A ‘little bit of heroin’ is not like having a gin and tonic or a cigarette or even a joint. But incredibly our Taoiseach, a doctor, would endorse this. So we legislate further against people having a drink, but relax the laws against people in possession of ‘just a small bit’ of heroin?

Meanwhile, the Labour party proposes community injection rooms, so that drug users don’t have to be hidden away or go down lanes. What kind of signal does that send? Does it mean that druggies can come to the shooting rooms but not get arrested, for any amount of heroin? Extraordinary.


As it is, we have methadone clinics right in the centre of our capital, just off O’Connell Street and by Trinity College, which visitors and locals have to pass. Why?

And even the Government’s methadone programme is worth reflecting on. Basically, the State is a substitute drug dealer, keeping people stoned at the taxpayers expense. Granted the State has a selfish reason too, as people desperate for a fix might otherwise engage in serious crime. And there is a humanitarian reason : methadone can hopefully wean the users off actual heroin and off drugs altogether, although that’s a big ask. But the reality is that we are giving free drugs to drug users (and criminals) with public money.

Like many, I sympathise greatly with heroin addicts, and their pain – imagine that a plant in Afghanistan could cause such misery – but when you get older and live amongst it, you start running out of pity. Or, rather, you run out of sympathy with the people who want to in some way normalise and remove all key sense of personal responsibility. They even want you to stop calling them ‘junkies’. Because that’s to denigrate them and not treat them with respect !

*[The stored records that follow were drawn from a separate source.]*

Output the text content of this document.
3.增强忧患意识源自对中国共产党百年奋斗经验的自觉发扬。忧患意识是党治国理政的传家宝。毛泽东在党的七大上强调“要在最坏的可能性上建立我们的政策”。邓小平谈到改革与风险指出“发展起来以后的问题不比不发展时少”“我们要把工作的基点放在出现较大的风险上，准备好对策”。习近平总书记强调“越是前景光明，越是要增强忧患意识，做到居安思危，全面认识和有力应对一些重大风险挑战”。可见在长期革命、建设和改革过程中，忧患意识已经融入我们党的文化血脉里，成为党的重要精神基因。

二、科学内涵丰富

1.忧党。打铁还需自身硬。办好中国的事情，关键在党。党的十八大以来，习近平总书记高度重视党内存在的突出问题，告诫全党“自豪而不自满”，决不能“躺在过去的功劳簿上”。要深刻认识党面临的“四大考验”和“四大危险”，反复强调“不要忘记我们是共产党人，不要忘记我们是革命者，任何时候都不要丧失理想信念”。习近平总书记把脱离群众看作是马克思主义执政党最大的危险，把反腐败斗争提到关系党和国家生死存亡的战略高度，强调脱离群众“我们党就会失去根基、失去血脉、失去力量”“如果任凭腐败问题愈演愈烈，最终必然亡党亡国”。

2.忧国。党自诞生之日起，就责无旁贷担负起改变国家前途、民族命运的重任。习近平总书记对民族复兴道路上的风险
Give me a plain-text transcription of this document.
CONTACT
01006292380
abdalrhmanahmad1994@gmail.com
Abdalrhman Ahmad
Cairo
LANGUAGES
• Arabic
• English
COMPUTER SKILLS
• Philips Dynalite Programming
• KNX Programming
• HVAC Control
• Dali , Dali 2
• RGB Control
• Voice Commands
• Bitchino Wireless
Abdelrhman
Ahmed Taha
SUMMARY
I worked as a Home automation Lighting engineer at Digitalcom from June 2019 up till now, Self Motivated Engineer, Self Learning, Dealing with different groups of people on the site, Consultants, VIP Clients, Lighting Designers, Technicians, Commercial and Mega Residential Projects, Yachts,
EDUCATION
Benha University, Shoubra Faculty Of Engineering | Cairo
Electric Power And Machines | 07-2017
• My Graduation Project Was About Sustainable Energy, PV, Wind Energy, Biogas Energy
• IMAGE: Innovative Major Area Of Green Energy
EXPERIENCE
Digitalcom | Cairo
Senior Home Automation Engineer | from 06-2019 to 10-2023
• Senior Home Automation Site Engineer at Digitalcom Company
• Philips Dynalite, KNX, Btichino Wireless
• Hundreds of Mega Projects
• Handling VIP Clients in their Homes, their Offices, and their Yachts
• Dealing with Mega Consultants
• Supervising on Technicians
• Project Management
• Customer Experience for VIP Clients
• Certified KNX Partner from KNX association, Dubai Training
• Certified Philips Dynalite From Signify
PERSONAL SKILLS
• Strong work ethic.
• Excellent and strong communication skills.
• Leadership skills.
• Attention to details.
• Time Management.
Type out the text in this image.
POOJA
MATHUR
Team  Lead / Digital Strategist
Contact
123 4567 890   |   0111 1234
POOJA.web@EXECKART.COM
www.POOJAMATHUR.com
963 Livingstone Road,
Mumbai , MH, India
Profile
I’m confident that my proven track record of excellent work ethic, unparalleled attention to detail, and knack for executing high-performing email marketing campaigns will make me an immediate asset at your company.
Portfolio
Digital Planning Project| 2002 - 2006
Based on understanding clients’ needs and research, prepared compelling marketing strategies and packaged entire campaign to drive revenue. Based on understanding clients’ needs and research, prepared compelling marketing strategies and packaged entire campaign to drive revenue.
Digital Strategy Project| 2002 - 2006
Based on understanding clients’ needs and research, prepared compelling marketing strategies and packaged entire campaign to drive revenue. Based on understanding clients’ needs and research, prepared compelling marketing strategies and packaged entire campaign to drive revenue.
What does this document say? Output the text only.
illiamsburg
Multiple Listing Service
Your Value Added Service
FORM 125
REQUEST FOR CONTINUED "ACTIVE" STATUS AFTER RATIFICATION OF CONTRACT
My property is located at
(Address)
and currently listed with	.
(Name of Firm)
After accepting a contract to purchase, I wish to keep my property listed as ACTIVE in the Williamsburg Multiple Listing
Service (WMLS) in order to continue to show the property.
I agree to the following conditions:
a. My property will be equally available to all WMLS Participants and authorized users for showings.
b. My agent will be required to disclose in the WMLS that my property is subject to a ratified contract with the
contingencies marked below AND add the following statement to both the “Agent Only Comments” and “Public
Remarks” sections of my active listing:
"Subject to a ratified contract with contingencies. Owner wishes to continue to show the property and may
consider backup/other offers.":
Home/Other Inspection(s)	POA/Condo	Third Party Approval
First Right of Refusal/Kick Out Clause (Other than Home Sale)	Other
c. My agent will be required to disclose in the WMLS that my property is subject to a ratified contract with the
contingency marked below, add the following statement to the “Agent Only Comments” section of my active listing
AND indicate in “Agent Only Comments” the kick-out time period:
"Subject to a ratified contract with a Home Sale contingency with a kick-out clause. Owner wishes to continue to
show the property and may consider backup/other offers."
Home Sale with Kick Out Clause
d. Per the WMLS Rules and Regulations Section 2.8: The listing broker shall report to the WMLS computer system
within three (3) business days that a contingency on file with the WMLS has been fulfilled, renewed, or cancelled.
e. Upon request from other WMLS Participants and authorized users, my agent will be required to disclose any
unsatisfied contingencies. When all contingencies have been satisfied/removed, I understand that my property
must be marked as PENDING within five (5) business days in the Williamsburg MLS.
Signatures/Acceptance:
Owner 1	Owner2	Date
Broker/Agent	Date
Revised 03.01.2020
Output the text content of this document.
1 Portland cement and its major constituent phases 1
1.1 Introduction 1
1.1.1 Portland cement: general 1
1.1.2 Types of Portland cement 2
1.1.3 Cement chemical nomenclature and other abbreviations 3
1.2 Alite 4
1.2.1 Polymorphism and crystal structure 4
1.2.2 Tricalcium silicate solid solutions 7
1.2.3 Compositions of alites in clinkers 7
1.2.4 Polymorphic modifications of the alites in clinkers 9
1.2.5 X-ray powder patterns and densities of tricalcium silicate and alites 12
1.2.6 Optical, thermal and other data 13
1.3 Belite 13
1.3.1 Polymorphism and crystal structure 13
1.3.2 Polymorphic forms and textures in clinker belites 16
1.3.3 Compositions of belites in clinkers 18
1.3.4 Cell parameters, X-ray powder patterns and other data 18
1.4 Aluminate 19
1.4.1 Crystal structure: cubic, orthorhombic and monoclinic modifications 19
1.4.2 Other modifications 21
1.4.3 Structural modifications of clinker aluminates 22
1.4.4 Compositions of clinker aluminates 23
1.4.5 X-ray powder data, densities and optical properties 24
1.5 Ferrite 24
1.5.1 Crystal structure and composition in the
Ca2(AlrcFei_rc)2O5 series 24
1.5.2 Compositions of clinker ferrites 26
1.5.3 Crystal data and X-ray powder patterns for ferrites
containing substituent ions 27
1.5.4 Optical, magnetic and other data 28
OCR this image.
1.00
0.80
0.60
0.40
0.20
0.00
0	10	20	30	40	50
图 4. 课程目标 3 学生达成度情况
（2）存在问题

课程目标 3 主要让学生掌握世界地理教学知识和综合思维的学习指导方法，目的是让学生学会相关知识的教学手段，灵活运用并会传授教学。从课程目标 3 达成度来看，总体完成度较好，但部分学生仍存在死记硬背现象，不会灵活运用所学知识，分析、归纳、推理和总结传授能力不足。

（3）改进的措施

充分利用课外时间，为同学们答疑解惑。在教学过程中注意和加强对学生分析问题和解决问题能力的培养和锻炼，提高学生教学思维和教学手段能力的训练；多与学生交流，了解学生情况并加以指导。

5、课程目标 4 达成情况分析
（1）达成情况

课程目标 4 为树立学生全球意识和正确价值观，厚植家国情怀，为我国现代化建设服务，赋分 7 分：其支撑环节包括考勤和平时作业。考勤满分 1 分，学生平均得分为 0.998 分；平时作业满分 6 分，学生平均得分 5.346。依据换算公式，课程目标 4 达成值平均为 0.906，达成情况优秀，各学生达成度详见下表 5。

Meanwhile, the 500 babies born as drug addicts since 2012, have experienced symptoms that they are not to blame for – like seizures, sweats, tremors, sleeplessness, vomiting, diarrhoea, and problems eating and breathing.

According to an Advanced Nurse at Dublin’s Rotunda Maternity Hospital, “these newborns are extremely irritable, they’re over-stimulated and suffer tremors and even seizures. They get the sweats, they don’t sleep more than an hour and can cry for up to 18 hours a day – an extremely high-pitched, very specific cry instantly recognisable to any professional. “

And this is the unforgettable cry I heard in the Rotunda many years ago and which I think about ruefully when I hear our naïve and meddling politicians, and legislators, try to make something that is truly evil in any way respectable.

The article appeared in The Times, Irish edition.